Выпили.
Барон фон продолжил:
– Германцы! В Берлине известно о сложном положении, сложившемся в последнее время для немцев в провинции Исфахан. Метрополией будет оказана посильная помощь своим колонистам, своим первопроходцам. Обстановка изучается. Виновные будут наказаны, герои – награждены. Будем помнить заветы немцам, данные нашим Кайзером в его коронационной речи: «…лучше положить на месте все восемнадцать корпусов немецкой армии и сорок два миллиона немецкого народа, чем отказаться от какой-либо части территориальных приобретений Германии». Нам, германцам, не следует подражать изнеженным грекам, исповедовавшим принцип «возлюби врага своего», не сумевшим защитить свою империю Византию, сдавшим на милость победителей турок-османов свой Константинополь, который сегодня известен миру как Истанбул! Нам лучше помнить о древности нации, нации, сложившейся из могучих племён истевонов, герминонов, ингевонов, готов, лангобардов, кимвров! Эти племена ещё в дохристианские времена Рима величайшим завоевателем Гай Юлием Цезарем были названы германскими, что были объединены общностью языка, культа, обычаев, а главное – любовью к своей стране, храбростью в бою и беспощадностью к своим врагам! Именно эти, а не какие другие качества германцев позволяют и нам гордо именоваться немцами!
Этот спич был встречен аплодисментами, криками «ура», «да здравствует кайзер».
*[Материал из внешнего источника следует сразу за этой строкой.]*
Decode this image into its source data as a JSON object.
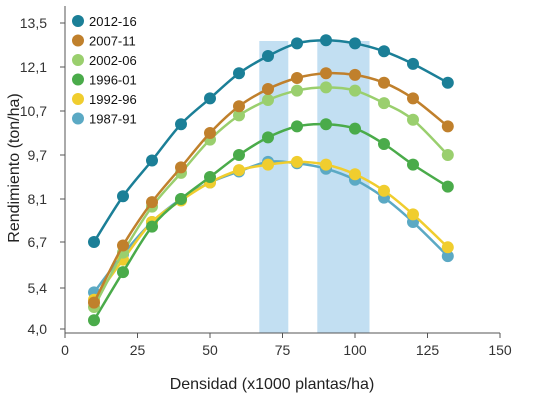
{
  "chart_data": {
    "type": "line",
    "title": "",
    "xlabel": "Densidad (x1000 plantas/ha)",
    "ylabel": "Rendimiento (ton/ha)",
    "xlim": [
      0,
      150
    ],
    "ylim": [
      4.0,
      13.5
    ],
    "xticks": [
      0,
      25,
      50,
      75,
      100,
      125,
      150
    ],
    "yticks": [
      4.0,
      5.4,
      6.7,
      8.1,
      9.7,
      10.7,
      12.1,
      13.5
    ],
    "ytick_labels": [
      "4,0",
      "5,4",
      "6,7",
      "8,1",
      "9,7",
      "10,7",
      "12,1",
      "13,5"
    ],
    "grid": false,
    "legend_position": "top-left",
    "highlight_bands": [
      [
        67,
        77
      ],
      [
        87,
        105
      ]
    ],
    "highlight_color": "#c2dff2",
    "x": [
      10,
      20,
      30,
      40,
      50,
      60,
      70,
      80,
      90,
      100,
      110,
      120,
      132
    ],
    "series": [
      {
        "name": "2012-16",
        "color": "#1b7f97",
        "values": [
          6.7,
          8.2,
          9.5,
          10.4,
          11.1,
          11.9,
          12.45,
          12.85,
          12.95,
          12.85,
          12.6,
          12.2,
          11.6
        ]
      },
      {
        "name": "2007-11",
        "color": "#c0802c",
        "values": [
          4.9,
          6.6,
          8.0,
          9.25,
          10.2,
          10.85,
          11.4,
          11.75,
          11.9,
          11.85,
          11.6,
          11.1,
          10.35
        ]
      },
      {
        "name": "2002-06",
        "color": "#9acf6e",
        "values": [
          4.75,
          6.4,
          7.85,
          9.05,
          10.05,
          10.6,
          11.05,
          11.35,
          11.45,
          11.35,
          10.95,
          10.5,
          9.7
        ]
      },
      {
        "name": "1996-01",
        "color": "#4aab4a",
        "values": [
          4.3,
          5.85,
          7.2,
          8.1,
          8.9,
          9.7,
          10.1,
          10.35,
          10.4,
          10.3,
          9.95,
          9.35,
          8.55
        ]
      },
      {
        "name": "1992-96",
        "color": "#f0cd2e",
        "values": [
          5.0,
          6.2,
          7.35,
          8.05,
          8.7,
          9.15,
          9.35,
          9.45,
          9.35,
          9.0,
          8.4,
          7.6,
          6.55
        ]
      },
      {
        "name": "1987-91",
        "color": "#5ba9c4",
        "values": [
          5.25,
          6.35,
          7.35,
          8.1,
          8.7,
          9.1,
          9.45,
          9.4,
          9.2,
          8.8,
          8.15,
          7.35,
          6.3
        ]
      }
    ]
  }
}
– Не будем забывать,– продолжил фон Реайнхардт, – будущее любого государства принадлежит его детям. Будем не только заботиться о них, но и воспитывать из них патриотов своей страны, воинов, подобных как легендарным готам, герминонам, лангобардам, так и доблестным средневековым рыцарям Тевтонского ордена меченосцев!
Фельфебель сделал знак бармену. Бармен опустил иглу граммофона на пластинку. Собравшиеся бюргеры вздрогнули от первого аккорда «Полёта валькирий». Кто сидел – встал. Кто стоял – замер в благоговейном оцепенении. На глазах женщин слёзы. Глаза юных скаутов горят огнём! Восемь минут музыки Рихарда Вагнера в записи исполнения симфоническим оркестром Мюнхенской оперы сделали с аудиторий то, что не смогли бы сотворить самые блестящие ораторы рейхстага за часы выступлений. В «Данциге» уже не разношёрстное собрание жителей-обывателей, а организованное сообщество одного народа, среди которого – ни чужих, ни сомневающихся.
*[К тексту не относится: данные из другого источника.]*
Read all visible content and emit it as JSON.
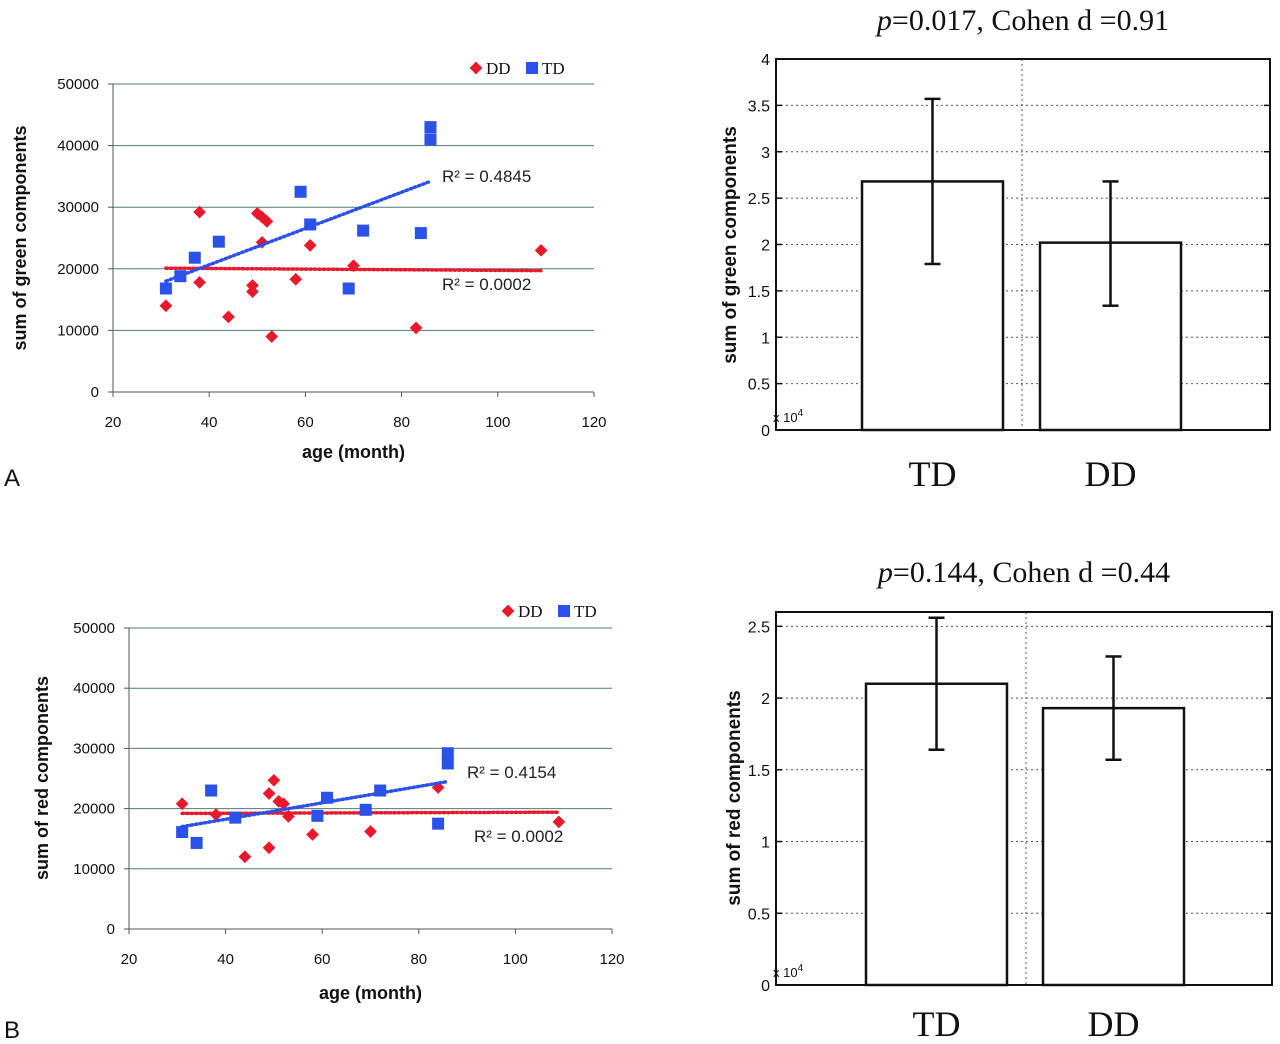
{
  "figure": {
    "panel_labels": [
      "A",
      "B"
    ]
  },
  "colors": {
    "dd": "#e8192c",
    "td": "#2a52e8",
    "grid_scatter": "#4f7d72",
    "grid_bar": "#555555",
    "axis": "#111111"
  },
  "chart_data": [
    {
      "id": "scatter-green",
      "type": "scatter",
      "xlabel": "age (month)",
      "ylabel": "sum of green components",
      "xlim": [
        20,
        120
      ],
      "ylim": [
        0,
        50000
      ],
      "xticks": [
        20,
        40,
        60,
        80,
        100,
        120
      ],
      "yticks": [
        0,
        10000,
        20000,
        30000,
        40000,
        50000
      ],
      "grid": "horizontal",
      "legend": {
        "placement": "top-right",
        "entries": [
          "DD",
          "TD"
        ]
      },
      "series": [
        {
          "name": "DD",
          "marker": "diamond",
          "color_key": "dd",
          "points": [
            [
              31,
              14000
            ],
            [
              38,
              29200
            ],
            [
              38,
              17800
            ],
            [
              44,
              12200
            ],
            [
              49,
              17300
            ],
            [
              49,
              16300
            ],
            [
              50,
              29000
            ],
            [
              51,
              28400
            ],
            [
              51,
              24300
            ],
            [
              52,
              27700
            ],
            [
              53,
              9000
            ],
            [
              58,
              18300
            ],
            [
              61,
              23800
            ],
            [
              70,
              20500
            ],
            [
              83,
              10400
            ],
            [
              109,
              23000
            ]
          ],
          "trendline": {
            "x": [
              31,
              109
            ],
            "y": [
              20100,
              19700
            ],
            "label": "R² = 0.0002"
          }
        },
        {
          "name": "TD",
          "marker": "square",
          "color_key": "td",
          "points": [
            [
              31,
              16800
            ],
            [
              34,
              18800
            ],
            [
              37,
              21800
            ],
            [
              42,
              24400
            ],
            [
              59,
              32500
            ],
            [
              61,
              27200
            ],
            [
              69,
              16800
            ],
            [
              72,
              26200
            ],
            [
              84,
              25800
            ],
            [
              86,
              43000
            ],
            [
              86,
              41000
            ]
          ],
          "trendline": {
            "x": [
              31,
              86
            ],
            "y": [
              18000,
              34200
            ],
            "label": "R² = 0.4845"
          }
        }
      ]
    },
    {
      "id": "bar-green",
      "type": "bar",
      "title_p": "p",
      "title_rest": "=0.017, Cohen d =0.91",
      "ylabel": "sum of green components",
      "categories": [
        "TD",
        "DD"
      ],
      "values": [
        2.68,
        2.02
      ],
      "errors": [
        [
          1.79,
          3.57
        ],
        [
          1.34,
          2.68
        ]
      ],
      "ylim": [
        0,
        4
      ],
      "yticks": [
        0,
        0.5,
        1,
        1.5,
        2,
        2.5,
        3,
        3.5,
        4
      ],
      "ytick_labels": [
        "0",
        "0.5",
        "1",
        "1.5",
        "2",
        "2.5",
        "3",
        "3.5",
        "4"
      ],
      "scale_label": "x 10",
      "scale_exp": "4",
      "grid": "dotted"
    },
    {
      "id": "scatter-red",
      "type": "scatter",
      "xlabel": "age (month)",
      "ylabel": "sum of red components",
      "xlim": [
        20,
        120
      ],
      "ylim": [
        0,
        50000
      ],
      "xticks": [
        20,
        40,
        60,
        80,
        100,
        120
      ],
      "yticks": [
        0,
        10000,
        20000,
        30000,
        40000,
        50000
      ],
      "grid": "horizontal",
      "legend": {
        "placement": "top-right",
        "entries": [
          "DD",
          "TD"
        ]
      },
      "series": [
        {
          "name": "DD",
          "marker": "diamond",
          "color_key": "dd",
          "points": [
            [
              31,
              20800
            ],
            [
              38,
              19000
            ],
            [
              44,
              12000
            ],
            [
              49,
              22500
            ],
            [
              49,
              13500
            ],
            [
              50,
              24700
            ],
            [
              51,
              21200
            ],
            [
              52,
              20800
            ],
            [
              53,
              18700
            ],
            [
              58,
              15700
            ],
            [
              70,
              16200
            ],
            [
              84,
              23500
            ],
            [
              109,
              17800
            ]
          ],
          "trendline": {
            "x": [
              31,
              109
            ],
            "y": [
              19200,
              19400
            ],
            "label": "R² = 0.0002"
          }
        },
        {
          "name": "TD",
          "marker": "square",
          "color_key": "td",
          "points": [
            [
              31,
              16100
            ],
            [
              34,
              14300
            ],
            [
              37,
              23000
            ],
            [
              42,
              18500
            ],
            [
              59,
              18800
            ],
            [
              61,
              21800
            ],
            [
              69,
              19800
            ],
            [
              72,
              23000
            ],
            [
              84,
              17500
            ],
            [
              86,
              29200
            ],
            [
              86,
              27500
            ]
          ],
          "trendline": {
            "x": [
              31,
              86
            ],
            "y": [
              17000,
              24500
            ],
            "label": "R² = 0.4154"
          }
        }
      ]
    },
    {
      "id": "bar-red",
      "type": "bar",
      "title_p": "p",
      "title_rest": "=0.144, Cohen d =0.44",
      "ylabel": "sum of red components",
      "categories": [
        "TD",
        "DD"
      ],
      "values": [
        2.1,
        1.93
      ],
      "errors": [
        [
          1.64,
          2.56
        ],
        [
          1.57,
          2.29
        ]
      ],
      "ylim": [
        0,
        2.6
      ],
      "yticks": [
        0,
        0.5,
        1,
        1.5,
        2,
        2.5
      ],
      "ytick_labels": [
        "0",
        "0.5",
        "1",
        "1.5",
        "2",
        "2.5"
      ],
      "scale_label": "x 10",
      "scale_exp": "4",
      "grid": "dotted"
    }
  ]
}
Клаус Пенк был раздавлен. Он понял, для чего разыгран этот короткий, но блестящий спектакль. Он предвидел, что его ждет.
***
Документ № 55.
«Дневник»
Александра Георгиевича Кудашева.
Извлечение:
… «Зима, декабря дня 1, года 1937 от Р.Х.
Княжество Киштвари.
…Не урони в траву степи своей прокуренной трубки Сечи Запорожской полковник Бульба, уходивший в бешеной скачке от преследовавших его ляхов, не скрутили бы его враги. Не подвесили бы старого Тараса высоко над Днепром для смерти лютой в пламени костра, не выкрикнул бы он, объятый огнём тех своих последних слов, что спасли многие жизни сотоварищей...
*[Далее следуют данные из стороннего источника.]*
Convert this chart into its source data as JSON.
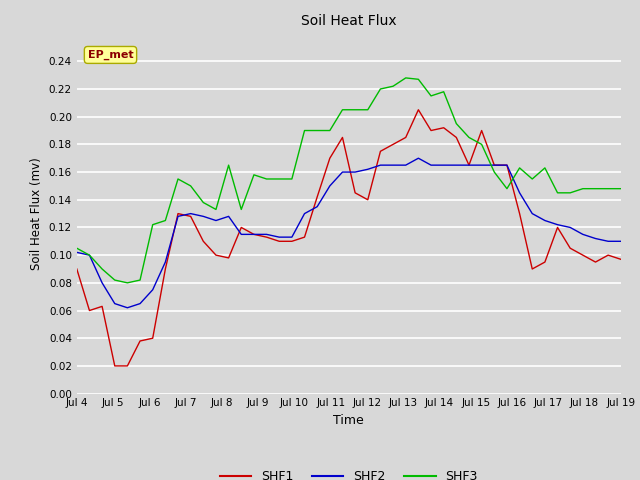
{
  "title": "Soil Heat Flux",
  "xlabel": "Time",
  "ylabel": "Soil Heat Flux (mv)",
  "ylim": [
    0.0,
    0.26
  ],
  "yticks": [
    0.0,
    0.02,
    0.04,
    0.06,
    0.08,
    0.1,
    0.12,
    0.14,
    0.16,
    0.18,
    0.2,
    0.22,
    0.24
  ],
  "xtick_labels": [
    "Jul 4",
    "Jul 5",
    "Jul 6",
    "Jul 7",
    "Jul 8",
    "Jul 9",
    "Jul 10",
    "Jul 11",
    "Jul 12",
    "Jul 13",
    "Jul 14",
    "Jul 15",
    "Jul 16",
    "Jul 17",
    "Jul 18",
    "Jul 19"
  ],
  "background_color": "#d8d8d8",
  "plot_bg_color": "#d8d8d8",
  "annotation_text": "EP_met",
  "annotation_color": "#8b0000",
  "annotation_bg": "#ffff99",
  "shf1_color": "#cc0000",
  "shf2_color": "#0000cc",
  "shf3_color": "#00bb00",
  "shf1": [
    0.09,
    0.06,
    0.063,
    0.02,
    0.02,
    0.038,
    0.04,
    0.09,
    0.13,
    0.128,
    0.11,
    0.1,
    0.098,
    0.12,
    0.115,
    0.113,
    0.11,
    0.11,
    0.113,
    0.142,
    0.17,
    0.185,
    0.145,
    0.14,
    0.175,
    0.18,
    0.185,
    0.205,
    0.19,
    0.192,
    0.185,
    0.165,
    0.19,
    0.165,
    0.165,
    0.13,
    0.09,
    0.095,
    0.12,
    0.105,
    0.1,
    0.095,
    0.1,
    0.097
  ],
  "shf2": [
    0.102,
    0.1,
    0.08,
    0.065,
    0.062,
    0.065,
    0.075,
    0.095,
    0.128,
    0.13,
    0.128,
    0.125,
    0.128,
    0.115,
    0.115,
    0.115,
    0.113,
    0.113,
    0.13,
    0.135,
    0.15,
    0.16,
    0.16,
    0.162,
    0.165,
    0.165,
    0.165,
    0.17,
    0.165,
    0.165,
    0.165,
    0.165,
    0.165,
    0.165,
    0.165,
    0.145,
    0.13,
    0.125,
    0.122,
    0.12,
    0.115,
    0.112,
    0.11,
    0.11
  ],
  "shf3": [
    0.105,
    0.1,
    0.09,
    0.082,
    0.08,
    0.082,
    0.122,
    0.125,
    0.155,
    0.15,
    0.138,
    0.133,
    0.165,
    0.133,
    0.158,
    0.155,
    0.155,
    0.155,
    0.19,
    0.19,
    0.19,
    0.205,
    0.205,
    0.205,
    0.22,
    0.222,
    0.228,
    0.227,
    0.215,
    0.218,
    0.195,
    0.185,
    0.18,
    0.16,
    0.148,
    0.163,
    0.155,
    0.163,
    0.145,
    0.145,
    0.148,
    0.148,
    0.148,
    0.148
  ]
}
Воистину, значимое и ничтожное, большое и малое, радостное и горестное идут по жизни рука об руку, и не вычеркнуть из Книги судеб человеческих ни одну ничтожную запятую!
Покинь я усадьбу военно-санитарной службы в ту злосчастную ночь октября 23 1912 года на две-три минуты раньше, не пришлось бы мне услышать крик Джамшид-баба на фарси: «Доктор Джон! Где вы!». Не вернись на крик, так и по гроб жизни был бы уверен, что погибла Кунигунда, объезжая жеребца, купленного мне, Кудашеву, в подарок. Многое сложилось бы по-иному. Лучше или хуже – кто знает?
Стоит ли прожить жизнь земную, не зная жизни земной, не ошибаясь, не обжигаясь, не получая радостей земных, без любви, без наслаждения, без боли, без горя?..
И что есть лучшее?
Достаточно вспомнить «Диалоги» античных философов:
« – Осуждаемо ли воровство?
– Осуждаемо!
– Осуждаемо ли воровство оружия у врага?
– Не осуждаемо!
– Осуждаемо ли воровство оружия у врага для убийства своего военачальника?
– Осуждаемо!
– Осуждаемо ли воровство оружия у врага для убийства своего военачальника, продавшегося врагу и готового предательски открыть пред ним ворота города?
– Не осуждаемо!»…
Нет истины в многословии!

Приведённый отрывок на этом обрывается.